La reflexión surge de
la necesidad intelectual de dar respuesta a las numerosas incógnitas que día a
día el ciudadano se plantea con la vista puesta en el futuro y en medio de la
clausura a la que se haya sometido. Es lógico y pertinente plantearse las
preguntas relativas a cómo van a evolucionar los hechos cuando la actividad
habitual se recupere. Hasta que eso suceda, no está de más someter a
consideración, de cara a las actitudes que convenga adoptar en los días que
vendrán, de qué manera los hechos vividos y observados están contribuyendo a
modificar la percepción de cuanto nos rodea. En este sentido, es evidente que
el interés por acercarse a lo que el futuro depara gravita en torno a dos temas
fundamentales: de un lado, todo cuanto hace referencia a los efectos
traumáticos ocasionados en la actividad económica y en el empleo; y, de otro,
no menor curiosidad suscitan los aspectos referidos a los cambios producidos en
la percepción de la dimensión espacio-temporal de los fenómenos que la crisis
sanitaria ha puesto al descubierto con tanta nitidez como realidades
sorprendentes para muchos.
Es evidente que ambos aspectos se hallan
interrelacionados, toda vez que los traumatismos producidos en la economía y
particularmente sus manifestaciones más graves – el deterioro del tejido
empresarial, el incremento exponencial del desempleo y el agravamiento de las
situaciones de marginalidad – introducen, más allá de las medidas correctoras
que pudieran introducirse por el Gobierno, dinámicas de desestructuración del
sistema socio-productivo susceptibles de desencadenar tensiones muy fuertes a
la hora de afrontar el proceso de recuperación. Nadie puede en estos momentos
presagiar las pautas que lo han de orientar a corto y medio plazo, entre otras
razones porque se carece de precedentes a los que acogerse y porque no es fácil
pronosticar el grado de efectividad que los instrumentos aplicados pudieran
tener. Durante algún tiempo la incertidumbre primará sobre la seguridad.

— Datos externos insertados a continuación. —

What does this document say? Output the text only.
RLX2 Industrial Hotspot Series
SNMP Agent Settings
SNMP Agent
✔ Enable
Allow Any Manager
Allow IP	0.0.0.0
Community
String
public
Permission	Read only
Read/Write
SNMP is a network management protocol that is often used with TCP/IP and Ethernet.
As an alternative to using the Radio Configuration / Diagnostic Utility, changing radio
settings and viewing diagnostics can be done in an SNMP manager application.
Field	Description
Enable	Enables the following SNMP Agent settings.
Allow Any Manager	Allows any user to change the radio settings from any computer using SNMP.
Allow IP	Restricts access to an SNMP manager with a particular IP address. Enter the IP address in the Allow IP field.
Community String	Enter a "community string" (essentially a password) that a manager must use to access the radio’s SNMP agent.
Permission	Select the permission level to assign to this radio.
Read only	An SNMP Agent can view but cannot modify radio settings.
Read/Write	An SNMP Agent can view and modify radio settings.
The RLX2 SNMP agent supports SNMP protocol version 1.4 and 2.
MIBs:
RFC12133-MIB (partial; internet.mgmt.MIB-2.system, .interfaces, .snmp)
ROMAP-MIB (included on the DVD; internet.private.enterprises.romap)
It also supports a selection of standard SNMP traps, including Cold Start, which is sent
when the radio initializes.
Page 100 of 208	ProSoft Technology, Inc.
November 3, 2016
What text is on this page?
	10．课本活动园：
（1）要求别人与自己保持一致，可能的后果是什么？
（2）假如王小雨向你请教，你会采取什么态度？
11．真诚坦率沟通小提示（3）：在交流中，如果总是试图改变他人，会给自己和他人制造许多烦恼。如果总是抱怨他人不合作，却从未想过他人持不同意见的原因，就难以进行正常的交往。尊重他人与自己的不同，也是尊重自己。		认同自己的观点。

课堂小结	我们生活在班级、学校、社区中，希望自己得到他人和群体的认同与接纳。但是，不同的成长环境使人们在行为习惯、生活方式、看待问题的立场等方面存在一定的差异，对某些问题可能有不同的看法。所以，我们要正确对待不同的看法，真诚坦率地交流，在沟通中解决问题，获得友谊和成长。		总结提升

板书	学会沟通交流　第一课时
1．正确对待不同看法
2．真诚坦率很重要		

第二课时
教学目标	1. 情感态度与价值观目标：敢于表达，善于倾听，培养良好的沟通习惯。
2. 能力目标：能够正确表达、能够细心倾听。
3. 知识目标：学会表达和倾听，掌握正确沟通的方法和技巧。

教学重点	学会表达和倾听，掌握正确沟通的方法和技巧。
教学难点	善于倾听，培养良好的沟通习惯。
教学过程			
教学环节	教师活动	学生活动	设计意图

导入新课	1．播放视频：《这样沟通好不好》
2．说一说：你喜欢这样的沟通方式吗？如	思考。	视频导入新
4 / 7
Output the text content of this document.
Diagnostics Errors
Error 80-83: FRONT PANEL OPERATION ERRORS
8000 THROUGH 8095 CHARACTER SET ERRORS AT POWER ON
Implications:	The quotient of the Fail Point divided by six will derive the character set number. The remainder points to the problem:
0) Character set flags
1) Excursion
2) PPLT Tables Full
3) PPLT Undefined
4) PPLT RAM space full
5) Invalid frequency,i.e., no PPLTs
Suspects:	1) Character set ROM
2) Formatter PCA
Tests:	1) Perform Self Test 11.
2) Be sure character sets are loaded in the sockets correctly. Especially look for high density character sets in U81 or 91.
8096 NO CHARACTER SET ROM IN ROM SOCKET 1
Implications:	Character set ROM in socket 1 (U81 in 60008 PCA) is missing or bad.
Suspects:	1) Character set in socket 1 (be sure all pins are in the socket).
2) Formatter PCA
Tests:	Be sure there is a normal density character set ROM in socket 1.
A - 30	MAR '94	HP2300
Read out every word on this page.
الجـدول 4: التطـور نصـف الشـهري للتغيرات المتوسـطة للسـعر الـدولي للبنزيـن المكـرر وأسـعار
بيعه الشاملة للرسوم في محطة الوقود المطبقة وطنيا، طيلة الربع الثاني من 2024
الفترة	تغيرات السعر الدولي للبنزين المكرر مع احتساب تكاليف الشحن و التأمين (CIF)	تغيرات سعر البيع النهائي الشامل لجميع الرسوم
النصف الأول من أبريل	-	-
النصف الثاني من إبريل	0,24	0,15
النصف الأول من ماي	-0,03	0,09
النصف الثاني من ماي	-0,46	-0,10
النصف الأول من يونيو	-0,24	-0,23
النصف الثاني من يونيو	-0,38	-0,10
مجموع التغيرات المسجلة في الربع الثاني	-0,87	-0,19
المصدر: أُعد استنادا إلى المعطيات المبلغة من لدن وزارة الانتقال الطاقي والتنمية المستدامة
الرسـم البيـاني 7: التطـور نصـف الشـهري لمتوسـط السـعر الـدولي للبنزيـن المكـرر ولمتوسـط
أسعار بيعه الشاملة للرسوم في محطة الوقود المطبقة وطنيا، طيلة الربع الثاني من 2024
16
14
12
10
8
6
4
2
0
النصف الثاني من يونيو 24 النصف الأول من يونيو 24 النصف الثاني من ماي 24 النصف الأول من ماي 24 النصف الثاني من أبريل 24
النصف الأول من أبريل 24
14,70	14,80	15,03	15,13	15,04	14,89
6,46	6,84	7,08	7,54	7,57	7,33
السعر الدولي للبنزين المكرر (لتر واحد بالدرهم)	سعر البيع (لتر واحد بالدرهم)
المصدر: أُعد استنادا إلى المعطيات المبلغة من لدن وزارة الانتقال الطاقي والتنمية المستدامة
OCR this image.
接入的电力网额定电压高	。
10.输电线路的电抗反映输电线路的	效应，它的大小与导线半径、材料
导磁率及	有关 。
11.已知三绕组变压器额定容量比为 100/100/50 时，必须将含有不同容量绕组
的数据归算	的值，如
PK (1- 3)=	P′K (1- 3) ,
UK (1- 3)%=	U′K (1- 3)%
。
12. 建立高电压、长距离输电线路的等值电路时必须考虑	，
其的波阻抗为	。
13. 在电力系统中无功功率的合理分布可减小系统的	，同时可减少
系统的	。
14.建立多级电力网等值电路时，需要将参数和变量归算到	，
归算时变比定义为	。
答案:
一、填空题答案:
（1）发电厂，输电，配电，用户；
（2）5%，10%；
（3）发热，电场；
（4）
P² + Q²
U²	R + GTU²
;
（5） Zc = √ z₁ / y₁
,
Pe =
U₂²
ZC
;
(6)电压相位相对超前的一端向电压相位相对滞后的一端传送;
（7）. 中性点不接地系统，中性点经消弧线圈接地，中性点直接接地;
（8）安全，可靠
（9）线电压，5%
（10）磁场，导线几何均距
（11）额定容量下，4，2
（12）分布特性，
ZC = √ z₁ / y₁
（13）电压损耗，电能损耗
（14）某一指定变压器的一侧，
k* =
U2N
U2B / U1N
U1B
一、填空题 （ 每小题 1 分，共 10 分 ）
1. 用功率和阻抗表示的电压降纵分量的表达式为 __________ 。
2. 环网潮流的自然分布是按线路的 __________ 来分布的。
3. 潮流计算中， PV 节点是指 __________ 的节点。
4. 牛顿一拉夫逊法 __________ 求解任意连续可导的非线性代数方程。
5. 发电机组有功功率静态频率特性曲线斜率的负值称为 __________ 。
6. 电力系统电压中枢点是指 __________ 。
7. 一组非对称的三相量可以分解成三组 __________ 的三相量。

En este contexto no carece de sentido
tener en cuenta la perspectiva socio-espacial, muy conectada con el interés que
tiene conocer las formas de comportamiento que se construyen entre las personas
y el entorno territorial en el que se desenvuelven. No en vano estamos ante una
cuestión de gran importancia geográfica, en la medida en que los procesos
cognitivos y de razonamiento espacial que los individuos desarrollan en situaciones
excepcionales como la que nos afecta tienden a plasmarse en una nueva forma de
entender las relaciones sociales y la toma de decisiones, coincidiendo con el
despliegue de la autocrítica a todos los niveles y la posible modificación de
la jerarquía de valores. De ahí que tenga pleno sentido hacerse una pregunta
clave: ¿Qué principios fundamentarán los comportamientos humanos
en los días que vendrán? La dureza de la experiencia no permite afrontar el
futuro como si nada hubiera pasado o con la idea de que lo ocurrido es un mero
paréntesis en nuestra singladura por la vida. Es probable que, cuando volvamos
a la calle y admitiendo que esos comportamientos sobrevivirán a la catástrofe, veamos de nuevo a nuestros amigos, recuperemos la cercanía de la
familia, coincidamos con el vecino, entremos en el establecimiento de
proximidad que siempre nos acogía o acudamos a una consulta médica, tres nociones
claves sobrevolarán nuestros pensamientos. A saber, reconocimiento de la
extrema vulnerabilidad en que vivimos, sentido de pertenencia a un espacio de
riesgos y solidaridades compartidos, la ponderación inequívocamente positiva de
lo público y de quienes lo atienden y de los oficios dedicados a atender las
necesidades de la ciudadanía... y apoyo sin fisuras a los investigadores que
ayudan a que las sociedades sobrevivan a la catástrofe. Todo se resume en la
valoración de quienes menos reciben, de los peor pagados, de quienes están
sumidos en el anonimato sin otra compensación que la que aporta el orgullo por
la labor cumplida. Toda una lección laudatoria de la humildad y la honradez
profesional, que quizá trascienda, como cabría esperar, al modo de entender y llevar a cabo el ejercicio de la
política.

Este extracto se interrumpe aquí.